My introduction to the carefully sculpted music of Daniel Kellogg came in September, when the Colorado Symphony Orchestra premiered his “Refracted Skies,” a pleasing tribute to the recently opened Denver Art Museum expansion.
On Oct. 24, I had the chance to experience the 30-year-old composer’s more intimate and adventurous dimensions in a program of seven of his chamber works written in the past 10 years.
While Kellogg’s music spoke for itself most of the time, it didn’t hurt that the free Faculty Series concert at CU’s College of Music in Boulder was performed by a commanding lineup of faculty and guests artists – from violist Erika Eckert, flutist Christina Jennings, pianist Margaret McDonald and Joan Catoni Conlon directing the University Singers to CSO Concertmaster Yumi Hwang-Williams, choreographer Viki Psihoyos and tenor Adam Sattley.

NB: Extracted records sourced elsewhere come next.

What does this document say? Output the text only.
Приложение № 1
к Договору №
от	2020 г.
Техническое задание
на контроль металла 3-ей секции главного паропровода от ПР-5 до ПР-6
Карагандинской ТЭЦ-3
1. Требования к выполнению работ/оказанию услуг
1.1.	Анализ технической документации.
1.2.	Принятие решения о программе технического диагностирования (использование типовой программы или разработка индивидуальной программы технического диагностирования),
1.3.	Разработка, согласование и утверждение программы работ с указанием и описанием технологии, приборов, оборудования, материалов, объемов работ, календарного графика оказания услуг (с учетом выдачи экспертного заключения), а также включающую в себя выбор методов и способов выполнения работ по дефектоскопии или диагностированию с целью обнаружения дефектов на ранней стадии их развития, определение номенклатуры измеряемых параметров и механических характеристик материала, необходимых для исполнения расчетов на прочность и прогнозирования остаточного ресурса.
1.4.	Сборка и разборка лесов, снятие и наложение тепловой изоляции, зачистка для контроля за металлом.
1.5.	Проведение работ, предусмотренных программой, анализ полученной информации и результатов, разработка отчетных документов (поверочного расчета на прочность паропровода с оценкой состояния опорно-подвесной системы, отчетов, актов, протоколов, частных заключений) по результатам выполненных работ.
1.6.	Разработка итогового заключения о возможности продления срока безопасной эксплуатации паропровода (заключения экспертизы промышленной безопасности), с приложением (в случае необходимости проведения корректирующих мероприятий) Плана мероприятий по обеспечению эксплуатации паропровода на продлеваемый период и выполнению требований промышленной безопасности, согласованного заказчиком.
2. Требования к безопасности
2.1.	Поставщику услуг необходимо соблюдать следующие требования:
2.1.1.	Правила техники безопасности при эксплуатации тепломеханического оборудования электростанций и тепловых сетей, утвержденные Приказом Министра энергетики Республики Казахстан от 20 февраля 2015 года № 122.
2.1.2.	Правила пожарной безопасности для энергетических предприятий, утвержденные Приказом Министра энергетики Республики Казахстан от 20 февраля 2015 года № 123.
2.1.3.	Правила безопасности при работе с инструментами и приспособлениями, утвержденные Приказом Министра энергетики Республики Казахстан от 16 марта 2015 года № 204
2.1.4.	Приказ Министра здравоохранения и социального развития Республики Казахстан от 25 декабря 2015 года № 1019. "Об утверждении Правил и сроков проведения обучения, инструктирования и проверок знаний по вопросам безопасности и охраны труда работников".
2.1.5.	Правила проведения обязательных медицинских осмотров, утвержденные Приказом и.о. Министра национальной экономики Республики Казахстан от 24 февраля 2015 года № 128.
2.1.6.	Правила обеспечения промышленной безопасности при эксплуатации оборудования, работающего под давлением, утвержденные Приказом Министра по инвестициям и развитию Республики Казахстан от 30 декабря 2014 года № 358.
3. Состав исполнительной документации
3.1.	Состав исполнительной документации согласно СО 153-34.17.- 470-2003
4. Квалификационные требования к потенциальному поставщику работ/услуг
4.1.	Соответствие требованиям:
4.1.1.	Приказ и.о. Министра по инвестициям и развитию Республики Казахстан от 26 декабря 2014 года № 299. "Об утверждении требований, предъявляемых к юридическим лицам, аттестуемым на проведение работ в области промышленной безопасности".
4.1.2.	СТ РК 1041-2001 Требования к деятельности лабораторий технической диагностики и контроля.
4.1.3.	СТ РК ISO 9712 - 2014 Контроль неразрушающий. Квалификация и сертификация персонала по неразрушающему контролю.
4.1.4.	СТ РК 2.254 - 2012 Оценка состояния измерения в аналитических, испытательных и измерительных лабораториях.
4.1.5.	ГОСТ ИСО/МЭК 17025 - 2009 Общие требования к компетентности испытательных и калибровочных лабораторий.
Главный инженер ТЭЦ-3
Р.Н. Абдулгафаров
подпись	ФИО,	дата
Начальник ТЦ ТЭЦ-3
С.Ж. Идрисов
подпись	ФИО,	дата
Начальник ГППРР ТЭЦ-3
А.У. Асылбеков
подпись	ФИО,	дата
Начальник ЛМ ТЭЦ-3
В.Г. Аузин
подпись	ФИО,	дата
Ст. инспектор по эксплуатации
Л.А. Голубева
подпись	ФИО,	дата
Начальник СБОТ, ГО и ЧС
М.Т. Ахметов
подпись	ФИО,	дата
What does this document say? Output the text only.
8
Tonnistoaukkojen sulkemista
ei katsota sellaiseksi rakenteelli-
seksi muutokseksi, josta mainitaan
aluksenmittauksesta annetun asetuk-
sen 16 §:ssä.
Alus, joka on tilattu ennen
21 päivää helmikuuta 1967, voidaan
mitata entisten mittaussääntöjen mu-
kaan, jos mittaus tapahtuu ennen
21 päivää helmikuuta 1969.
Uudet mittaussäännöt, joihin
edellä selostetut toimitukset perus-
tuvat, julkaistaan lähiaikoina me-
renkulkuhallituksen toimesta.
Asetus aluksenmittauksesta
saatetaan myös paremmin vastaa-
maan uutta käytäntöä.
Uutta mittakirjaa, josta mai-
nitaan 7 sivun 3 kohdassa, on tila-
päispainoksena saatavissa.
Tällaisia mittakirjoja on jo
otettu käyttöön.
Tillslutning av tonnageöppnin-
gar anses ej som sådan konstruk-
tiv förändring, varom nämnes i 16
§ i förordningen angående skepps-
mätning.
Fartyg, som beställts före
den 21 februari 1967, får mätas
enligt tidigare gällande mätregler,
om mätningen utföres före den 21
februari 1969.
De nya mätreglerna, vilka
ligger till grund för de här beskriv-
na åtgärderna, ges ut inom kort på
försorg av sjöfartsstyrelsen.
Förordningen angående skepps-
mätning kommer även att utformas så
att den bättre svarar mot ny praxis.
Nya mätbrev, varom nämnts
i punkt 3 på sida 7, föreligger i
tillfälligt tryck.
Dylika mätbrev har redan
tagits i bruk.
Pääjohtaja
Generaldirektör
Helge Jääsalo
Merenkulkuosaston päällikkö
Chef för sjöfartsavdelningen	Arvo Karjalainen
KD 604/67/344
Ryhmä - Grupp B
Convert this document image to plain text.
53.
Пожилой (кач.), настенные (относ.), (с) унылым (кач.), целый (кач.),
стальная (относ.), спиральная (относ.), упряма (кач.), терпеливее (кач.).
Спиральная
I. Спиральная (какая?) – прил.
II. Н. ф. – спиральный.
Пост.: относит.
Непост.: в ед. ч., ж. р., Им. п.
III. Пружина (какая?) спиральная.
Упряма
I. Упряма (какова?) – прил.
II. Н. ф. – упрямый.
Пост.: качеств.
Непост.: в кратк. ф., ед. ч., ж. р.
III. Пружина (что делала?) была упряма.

Opening with “Arise My Love” – composed on the occasion of Kellogg’s marriage to his pianist wife, Hsing-ay Hsu – Conlon drew out a forceful, beautifully projected meditation on love by the 30 or so young singers, sans instrumental accompaniment. Kellogg’s score served as a highly personal counterpoint to the joyful text from the Song of Solomon.
Then came Kellogg’s entrancing approach to poet Dylan Thomas’ “Ceremony After a Fire Raid.”
First, in unrelenting darkness, the only sensory experience was hearing the Welshman’s deeply resonant voice deliver his own mournful words in syllabic rhythm. The house lights back on, Hsu and Sattley then illuminated the words through Kellogg’s appropriately agitated score. Hsu proved herself a bold, formidable presence at the piano, punctuating Sattley’s able delivery of melodic fragments.
A winsome “Lullaby and Prayer” was delicately rendered by the Beijing-born pianist in harmony with Hwang-Williams’ lyric phrasings and silky tone. Closing the first half was “Momentum,” and Hsu again showed her artistic muscle. But the angry, often witty piano solo – a musical tongue-twister – ended short of breath, no matter Kellogg’s obvious attempt to resolve it peacefully.
While Eckert misfired in Kellogg’s Sonata for Viola and Piano, McDonald – another fine pianist – saved the day, fully voicing the work’s thick, clustered harmonies. High marks also to Jennings for her solid, spot-on playing in “Into Utter Forever,” no matter that the shrill scoring was hard on the ears.
Perhaps the most fluid and conceptually engaging selection among Kellogg’s varied and promising program was “scarlet thread,” a lush and animated work for piano and dancers.